The purpose of education might seem obvious. People gather to learn, but what does that mean in practice? Educators will agree that the accumulation of knowledge is more than the simple downloading of facts.
The world is becoming increasingly complex and beyond the simple binary of “fake news,” information from all sectors needs to be (at the very least), questioned.
These issues extend beyond the classroom. How can we expect young people to make informed choices about future study or employment if they lack the ability to examine an issue from all angles?
Students of all ages should be taught to think critically, rather than simply memorize arguments. But what is the difference, and how do we foster the former skill?
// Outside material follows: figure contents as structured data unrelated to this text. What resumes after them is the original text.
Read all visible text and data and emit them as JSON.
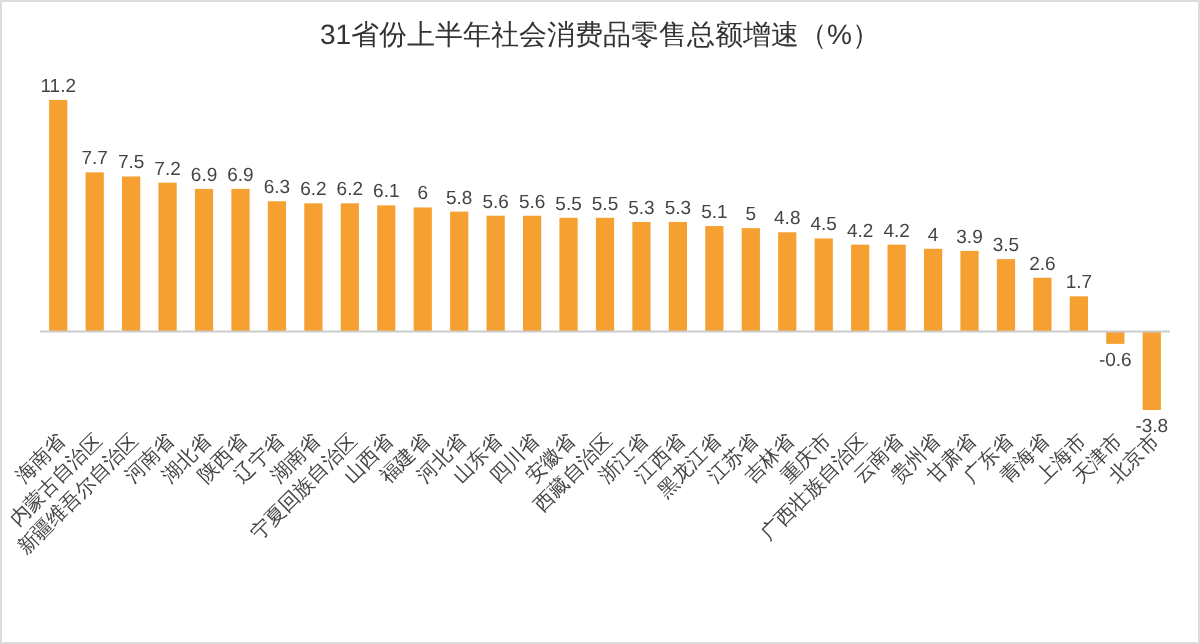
{
  "chart_data": {
    "type": "bar",
    "title": "31省份上半年社会消费品零售总额增速（%）",
    "categories": [
      "海南省",
      "内蒙古自治区",
      "新疆维吾尔自治区",
      "河南省",
      "湖北省",
      "陕西省",
      "辽宁省",
      "湖南省",
      "宁夏回族自治区",
      "山西省",
      "福建省",
      "河北省",
      "山东省",
      "四川省",
      "安徽省",
      "西藏自治区",
      "浙江省",
      "江西省",
      "黑龙江省",
      "江苏省",
      "吉林省",
      "重庆市",
      "广西壮族自治区",
      "云南省",
      "贵州省",
      "甘肃省",
      "广东省",
      "青海省",
      "上海市",
      "天津市",
      "北京市"
    ],
    "values": [
      11.2,
      7.7,
      7.5,
      7.2,
      6.9,
      6.9,
      6.3,
      6.2,
      6.2,
      6.1,
      6,
      5.8,
      5.6,
      5.6,
      5.5,
      5.5,
      5.3,
      5.3,
      5.1,
      5,
      4.8,
      4.5,
      4.2,
      4.2,
      4,
      3.9,
      3.5,
      2.6,
      1.7,
      -0.6,
      -3.8
    ],
    "color": "#f5a030",
    "data_labels": true
  }
}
More advocates moving students beyond asking “what” and encouraging them to ask “why” and “how.”
Like the example of climate change. Asking students “what are the main causes of climate change?” can be answered with a quick web search. He suggests questions like: “How does X cause climate change?” or “How will climate change impact where we live?” or “Why should our city care about climate change?”
Students should then be asked to support their points. This should not be framed as an intellectual attack, but students should get into the habit of offering evidence to support their opinions from an early age.
By the time they reach university, the habit should be ingrained. This will necessitate a discussion of what constitutes appropriate evidence. Web links are to be questioned. Reasoning supported by the scientific method is another skill to foster.
Understanding why material printed in peer-reviewed books and articles is superior to material published online is vital. However such conversations are fostered; students need to reflect on what constitutes “evidence.”
Introducing another perspective is useful. Staying with the example of climate change, ask students to research and think about how people in other locations might face the problem. Consider differences and similarities. Think about the global and local aspects of the topic. Students can then be asked to solve the problem under discussion.
This request should be specific. Asking students to “solve” the problem of climate change is intimidatingly broad, but asking “how can we address X and solve this as a cause of climate change?” should get them thinking.